Тесты ложных ожиданий, такие как «Салли и Энн», приобрели большое значение при изучении аутизма. Однако такие тесты проводятся и с нормально развивающимися детьми для исследования развития понимания межличностных отношений у дошкольников. Со времени первых работ Wimmer и Perner (1983) большинство исследователей пришли к выводу, что до четырехлетнего возраста ребенок не может справиться с тестами ложных ожиданий. Вокруг этих данных ведется большое количество споров, касающихся как теоретических выводов, так и деталей самих экспериментов. Задания можно по-разному упрощать (например, спрашивая «Где Салли будет искать сначала?», Siegal и Beattie 1991; обыгрывая задачу, как игру в прятки, Freeman с соавторами 1991; или же дополнительно иллюстрируя ожидания ребенка с помощью внешних опор, таких как фотографии того, что может оказаться в коробке из-под «Смартиз», Mitchell и Lacohee 1991); и такие усовершенствования приводят к улучшению результатов при выполнении теста трехлетними детьми. Однако факт остается фактом: для детей младше четырех лет стандартные тесты ложных ожиданий оказываются трудны. Эти данные были подтверждены даже на детях из племени бака, живущих в лесах Камеруна (Avis и Harris 1991), что доказывает, что понимание действий другого человека с помощью репрезентации его представлений носит универсальный, а не культурнообусловленный характер.
Если обычный трехлетний ребенок, как и аутист, не может справиться со стандартными тестами ложных ожиданий, правильно ли говорить, что у аутистов просто задержка развития модели психического, которое «застревает» на уровне трех лет? Наверное, нет, по нескольким причинам. Во-первых, поведение трехлетнего ребенка свидетельствует о том, что он воспринимает верные ожидания других и слова, обозначающие внутренние переживания. Обычный трехлетний ребенок вполне способен не только рассказывать о внутренних переживаниях (радость, любовь, желание) и использовать выражения, включающие слова, обозначающие внутреннее состояние (например, «не знаю»), но также может представить себе внутреннее состояние другого (например, «Она ничего об этом не знает» — о ребенке, который отсутствует) (Bretherton и Beeghley 1982; Shartz и др. 1983). Кроме того, трехлетний ребенок понимает, что его знание о чём-либо вытекает из того, что он это увидел, — у аутичного ребенка такое понимание отсутствует (Perner и др. 1989). Во-вторых, нормально развивающийся ребенок, начиная с двух лет, понимает смысл символической игры и сам участвует в ней. Выполняя экспериментальные задания, трехлетки вполне способны различать настоящую и воображаемую реальность (Well-man и Estes 1986). В этом отношении они очень сильно отличаются от аутистов, у которых не было самостоятельной символической игры и которые не могли адекватно решить задания на различение воображаемого и реального (Baron-Cohen 1989а).
Если нормально развивающиеся трехлетние дети понимают смысл символической игры, что является хорошим показателем способности к метарепрезентации, что мешает им справляться со стандартными тестами ложных ожиданий?

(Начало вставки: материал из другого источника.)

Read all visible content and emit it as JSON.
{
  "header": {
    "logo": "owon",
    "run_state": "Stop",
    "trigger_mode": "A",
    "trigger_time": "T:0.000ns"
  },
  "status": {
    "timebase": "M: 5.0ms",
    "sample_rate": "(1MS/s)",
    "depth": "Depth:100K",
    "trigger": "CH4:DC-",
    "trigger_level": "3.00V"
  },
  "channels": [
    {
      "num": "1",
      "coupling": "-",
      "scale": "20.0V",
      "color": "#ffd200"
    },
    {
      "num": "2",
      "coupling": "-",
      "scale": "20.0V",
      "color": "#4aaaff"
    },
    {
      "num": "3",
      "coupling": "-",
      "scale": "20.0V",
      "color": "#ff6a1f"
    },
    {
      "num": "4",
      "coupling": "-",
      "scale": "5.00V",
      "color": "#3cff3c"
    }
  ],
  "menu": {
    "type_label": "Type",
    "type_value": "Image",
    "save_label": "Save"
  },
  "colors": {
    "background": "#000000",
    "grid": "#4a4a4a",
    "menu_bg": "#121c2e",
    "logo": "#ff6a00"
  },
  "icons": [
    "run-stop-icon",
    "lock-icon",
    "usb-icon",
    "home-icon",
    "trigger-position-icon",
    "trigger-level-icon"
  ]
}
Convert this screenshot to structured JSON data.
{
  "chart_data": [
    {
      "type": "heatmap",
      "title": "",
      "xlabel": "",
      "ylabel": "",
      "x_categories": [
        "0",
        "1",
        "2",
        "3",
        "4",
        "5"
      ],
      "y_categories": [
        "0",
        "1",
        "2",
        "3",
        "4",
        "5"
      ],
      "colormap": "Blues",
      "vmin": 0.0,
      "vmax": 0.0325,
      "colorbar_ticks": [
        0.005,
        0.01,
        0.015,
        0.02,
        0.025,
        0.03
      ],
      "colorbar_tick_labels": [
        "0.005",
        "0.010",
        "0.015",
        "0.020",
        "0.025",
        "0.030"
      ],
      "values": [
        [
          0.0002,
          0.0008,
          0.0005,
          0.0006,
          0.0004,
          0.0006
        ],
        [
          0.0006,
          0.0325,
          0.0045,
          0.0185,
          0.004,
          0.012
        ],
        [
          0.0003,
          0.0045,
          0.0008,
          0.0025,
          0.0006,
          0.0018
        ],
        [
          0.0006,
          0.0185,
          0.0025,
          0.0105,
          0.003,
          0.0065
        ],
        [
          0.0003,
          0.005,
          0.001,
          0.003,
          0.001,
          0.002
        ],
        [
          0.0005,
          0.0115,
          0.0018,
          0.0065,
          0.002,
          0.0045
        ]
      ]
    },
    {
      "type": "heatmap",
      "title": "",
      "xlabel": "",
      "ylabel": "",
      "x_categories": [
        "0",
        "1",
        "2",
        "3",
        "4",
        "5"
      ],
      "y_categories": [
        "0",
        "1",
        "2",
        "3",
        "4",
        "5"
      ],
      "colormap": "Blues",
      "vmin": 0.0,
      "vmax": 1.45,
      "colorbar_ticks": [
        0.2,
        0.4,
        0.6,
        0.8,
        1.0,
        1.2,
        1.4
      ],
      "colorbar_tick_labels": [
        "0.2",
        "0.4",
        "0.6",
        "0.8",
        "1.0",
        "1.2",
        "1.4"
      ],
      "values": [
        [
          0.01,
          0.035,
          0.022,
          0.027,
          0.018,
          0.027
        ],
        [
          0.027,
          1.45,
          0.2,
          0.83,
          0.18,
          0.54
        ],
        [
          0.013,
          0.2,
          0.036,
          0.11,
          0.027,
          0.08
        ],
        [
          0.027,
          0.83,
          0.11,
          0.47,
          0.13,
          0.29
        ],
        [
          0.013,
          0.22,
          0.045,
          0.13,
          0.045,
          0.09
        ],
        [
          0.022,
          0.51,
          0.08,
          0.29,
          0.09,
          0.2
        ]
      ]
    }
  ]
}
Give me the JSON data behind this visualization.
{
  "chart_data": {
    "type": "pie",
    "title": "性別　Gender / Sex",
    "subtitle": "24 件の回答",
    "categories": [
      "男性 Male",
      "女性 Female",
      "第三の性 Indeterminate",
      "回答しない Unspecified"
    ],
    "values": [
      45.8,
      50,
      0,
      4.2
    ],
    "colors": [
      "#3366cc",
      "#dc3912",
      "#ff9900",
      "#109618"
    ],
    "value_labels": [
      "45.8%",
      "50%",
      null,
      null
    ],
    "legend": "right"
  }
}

В литературе относительно этого содержится множество предположений (см., например, Astington и Gopnik 1991), но есть надежные основания полагать, что они не справляются с тестом «Салли и Энн» по причинам, по-видимому, отличным от тех, что имеют место в случае аутистов. Roth и Leslie (1991) в изящно спланированном эксперименте, направленном на изучение и понимание представлений другого при получении им ложной информации, показали явное различие между аутистами и трехлетними детьми. Они спрашивали испытуемых об ожиданиях двух героев из несколько измененной истории про Салли и Энн. В этом варианте Салли возвращается и перед тем, как поискать свой шоколад, спрашивает у Энн, где он. Энн говорит неправду, сообщая, что шоколад — в собачьей будке. Теперь ребенка спрашивают: «Как думает Энн, где шоколад?» и «Как думает Салли, где шоколад?» — соответственно, один вопрос на запоминание, а другой — собственно контрольный. В этом эксперименте трехлетние дети проявили некоторое понимание внутреннего состояния другого: они отвечали, что Энн думает так, как сказала, и Салли также верит в то, что сказала Энн. Таким образом, несмотря на то, что они не поняли преднамеренность обмана (четырехлетними детьми это уже понимается), фактически они поняли, что ожидания Салли неверны. В отличие от этого, аутисты вообще не брали в расчет представления другого человека и давали оба ответа, основываясь на воспринимаемой ими реальности (Энн и Салли думают, что шоколад находится там, где он есть на самом деле, — в коробке Энн). Этот эксперимент изящно показывает: несмотря на то, что трехлетки не до конца понимают внутренние представления, их понимание качественно отличается от полного отсутствия каких-либо догадок у большинства аутистов.